“Gringo” es una palabra cargada en Puerto Rico. Denota, o significa objetivamente, una persona proveniente de los Estados Unidos de América, pero no cualquiera. De algún modo, los afroamericanos, o los latinos, indios, árabes u orientales arraigados en los Estados Unidos, aunque pertenezcan ya a una tercera generación, no son tan gringos como los blancos.
Por otro lado, digo personas y no ciudadanos, porque muy pocos puertorriqueños se considerarían “gringos”, por más que anhelen la estadidad. Yo tampoco llamaría “gringo” a mi papá, Thorne Sherwood Chapman, a menos que lo hiciera –muy deliberadamente– para expresar un humor y cariño particular. Estas reservas en el uso nos revelan las connotaciones que lleva consigo, en nuestra comunidad de habla, esta palabrita. Cualquier puertorriqueño puede dar cuenta de esos significados adicionales, más expresivos que lingüísticos, que acarrea para nosotros la palabra “gringo”: imperialismo, imposición, arrogancia, etc.
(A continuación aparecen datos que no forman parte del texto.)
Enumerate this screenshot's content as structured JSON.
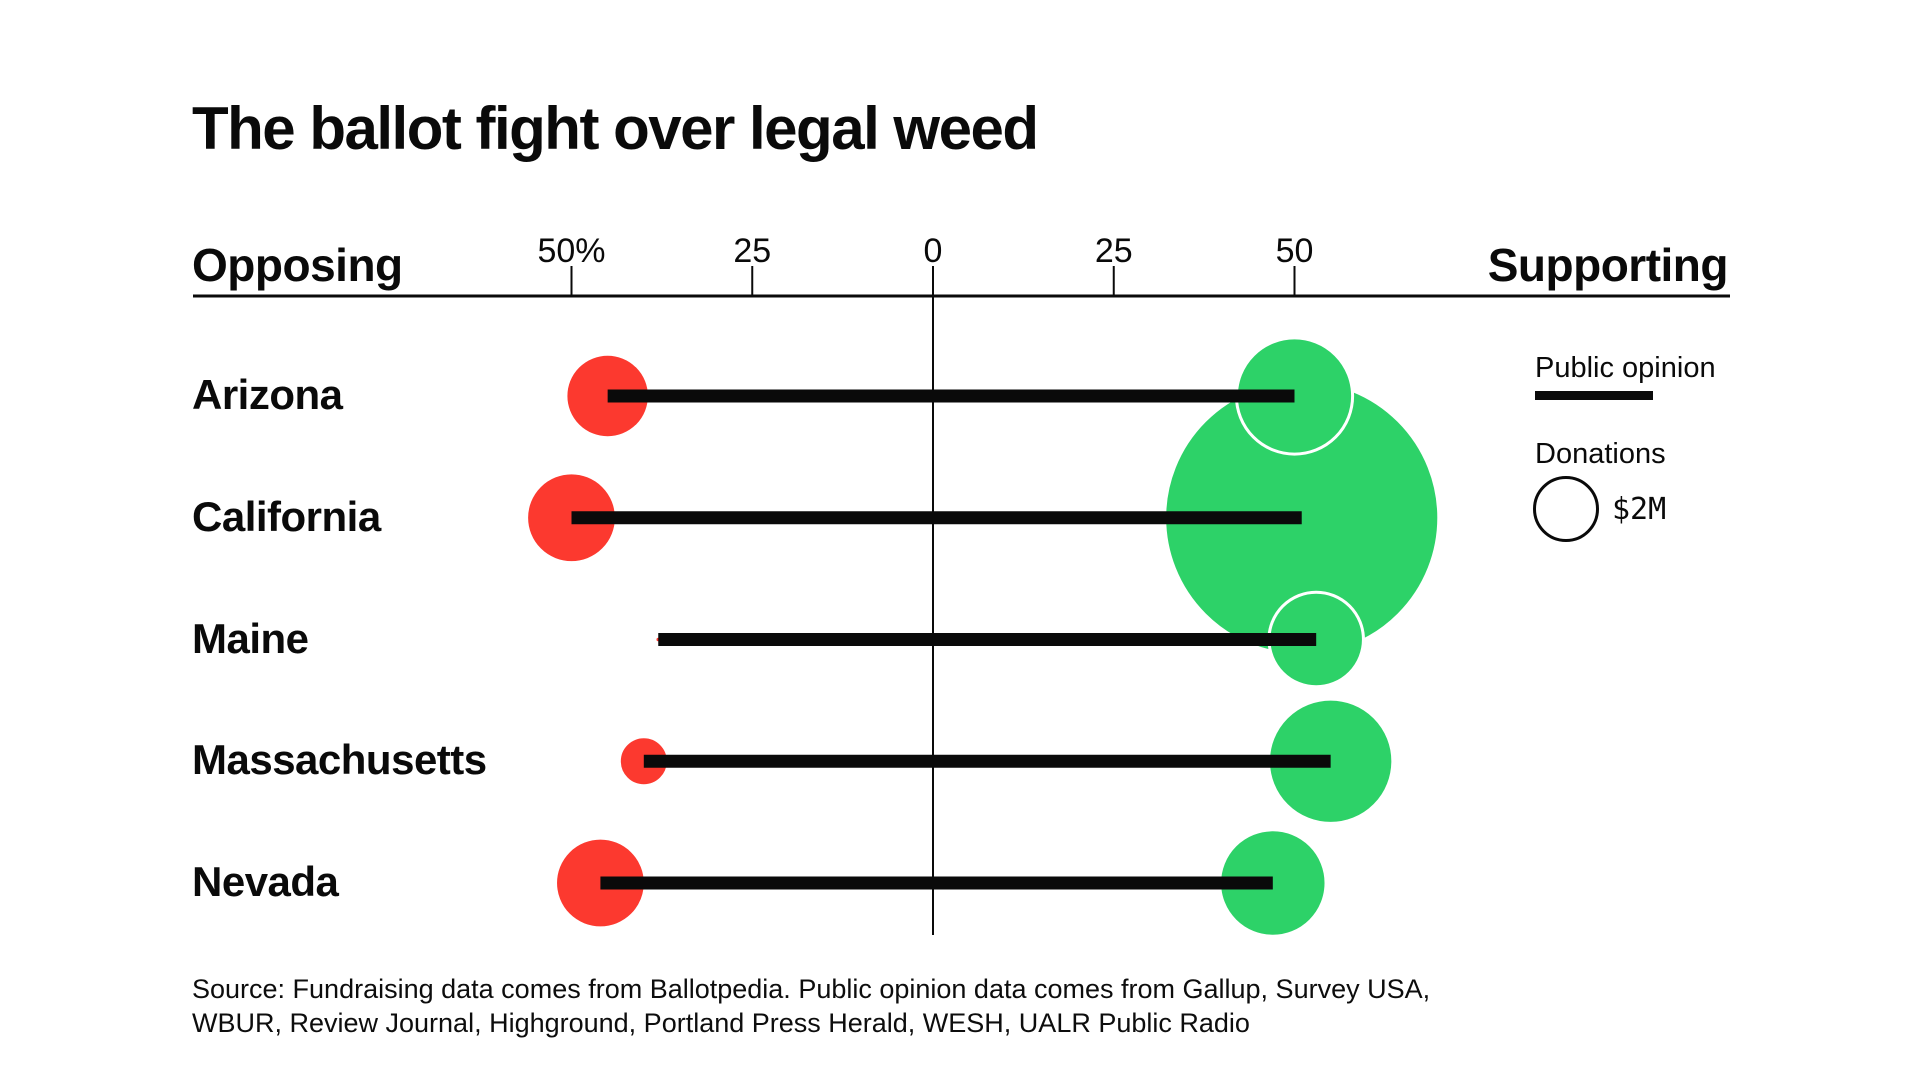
{
  "title": "The ballot fight over legal weed",
  "axis": {
    "left_label": "Opposing",
    "right_label": "Supporting"
  },
  "legend": {
    "line_label": "Public opinion",
    "bubble_label": "Donations",
    "bubble_value": "$2M"
  },
  "source": {
    "line1": "Source: Fundraising data comes from Ballotpedia. Public opinion data comes from Gallup, Survey USA,",
    "line2": "WBUR, Review Journal, Highground, Portland Press Herald, WESH, UALR Public Radio"
  },
  "colors": {
    "oppose": "#fc392f",
    "support": "#2dd268",
    "ink": "#0a0a0a",
    "background": "#ffffff"
  },
  "chart_data": {
    "type": "diverging bubble-line (lollipop) chart",
    "title": "The ballot fight over legal weed",
    "categories": [
      "Arizona",
      "California",
      "Maine",
      "Massachusetts",
      "Nevada"
    ],
    "series": [
      {
        "name": "Public opinion opposing (%)",
        "values": [
          45,
          50,
          38,
          40,
          46
        ]
      },
      {
        "name": "Public opinion supporting (%)",
        "values": [
          50,
          51,
          53,
          55,
          47
        ]
      },
      {
        "name": "Donations opposing ($M, est. from bubble area)",
        "values": [
          3.2,
          3.7,
          0.02,
          1.1,
          3.7
        ]
      },
      {
        "name": "Donations supporting ($M, est. from bubble area)",
        "values": [
          6.2,
          34.5,
          4.1,
          7.1,
          5.2
        ]
      }
    ],
    "x_axis": {
      "tick_values": [
        -50,
        -25,
        0,
        25,
        50
      ],
      "tick_labels": [
        "50%",
        "25",
        "0",
        "25",
        "50"
      ],
      "left_side_label": "Opposing",
      "right_side_label": "Supporting"
    },
    "legend_reference": {
      "label": "Donations",
      "value_label": "$2M",
      "value_millions": 2
    },
    "notes": "Black line spans opposing-% to supporting-% of public opinion; bubble area encodes donation totals (red = opposing, green = supporting)."
  }
}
Pero esta columna no trata de la denotación ni connotación actuales de esta palabra en Puerto Rico, aunque ahí hay tela que cortar, sino de su posible etimología, o sea, origen. Muchos hemos oído que “gringo” viene del reclamo de “green, go home” (“verde, vete a casa”) que hacía un pueblo latinoamericano a los militares estadounidenses ataviados de verde que invadían su espacio. Otra variante de esta historia es que nace de las señales de los trenes ingleses instalados en México, que, con luz verde, indicaban el paso abierto: “green, go” (verde, pasar).
Sin embargo, “gringo” es antigua palabra española. En los diccionarios de la Real Academia Española, aparece por primera en 1869, con esta definición: ‘Voz usada familiarmente. Vale tanto como “griego” en esta frase: HABLAR EN GRINGO. Hacerlo en un lenguaje ininteligible’.
Nos informa Joan Corominas, en su Diccionario Crítico Etimológico de la Lengua Castellana, fuente imprescindible sobre etimología en español, que la palabra “griego” adquirió en España el valor de ‘ lenguaje incomprensible’ cuando la Iglesia Católica determinó que no era necesario conocer el griego para lograr la erudición religiosa, a diferencia del latín. A partir de entonces, el griego se consideró un idioma extraño, y se convirtió en símbolo de cualquier habla incomprensible.
Corominas nos indica que ya en el diccionario de Esteban de Terreros (1765-83) se registra la deformación de “griego”, con este valor, por “gringo”: “gringos llaman en Málaga a los estranjeros, que tienen cierta especie de acento, que los priva de una locución fácil y natural Castellana, y en Madrid dan el mismo nombre con particularidad a los irlandeses”.
Mientras que en España se aplicó más al lenguaje: “cantar en gringo” o “¿hablo yo latín o gringo?”, en América se destinó a las personas que hablaban un lenguaje incomprensible, aunque fuera romance, especialmente a los grupos extranjeros de mayor presencia. Así, en Argentina se aplicó en la primera mitad del siglo XX a los italianos, y en México a los de Estados Unidos.
Hoy en día, según el Diccionario de la Real Academia Española (2001), en la mayoría de los países hispanoamericanos la palabra designa a los estadounidenses, pero en Uruguay significa inglés o ruso, y en Bolivia, Honduras, Nicaragua y Perú se refiere a una persona rubia y de tez blanca. En Costa Rica, según me informó una amiga tica, puede significar cualquier extranjero. Las connotaciones –negativas, neutrales y hasta positivas– parecen variar bastante de país en país.
Según Corominas, la alteración fonética de “griego” a “gringo” ocurrió en dos etapas: primero, de “griego” a “grigo”, una reducción normal del sistema español y, más tarde, de “grigo” a “gringo”. Pero ya que creíamos tener esta etimología agarrada por el mango, un detalle lexicográfico nos hace tambalear: la referencia a “griego” desaparece del diccionario académico en 1984, y en 2001 se añade, entre paréntesis: “etimología discutida”. Así es la lengua, y así los diccionarios: nos mantienen siempre en la excitación de la casi certeza, sin darnos nunca la comodidad de cerrar la posibilidad.
Esta columna se la dedico a mi papá, ni griego ni gringo, simplemente Tim.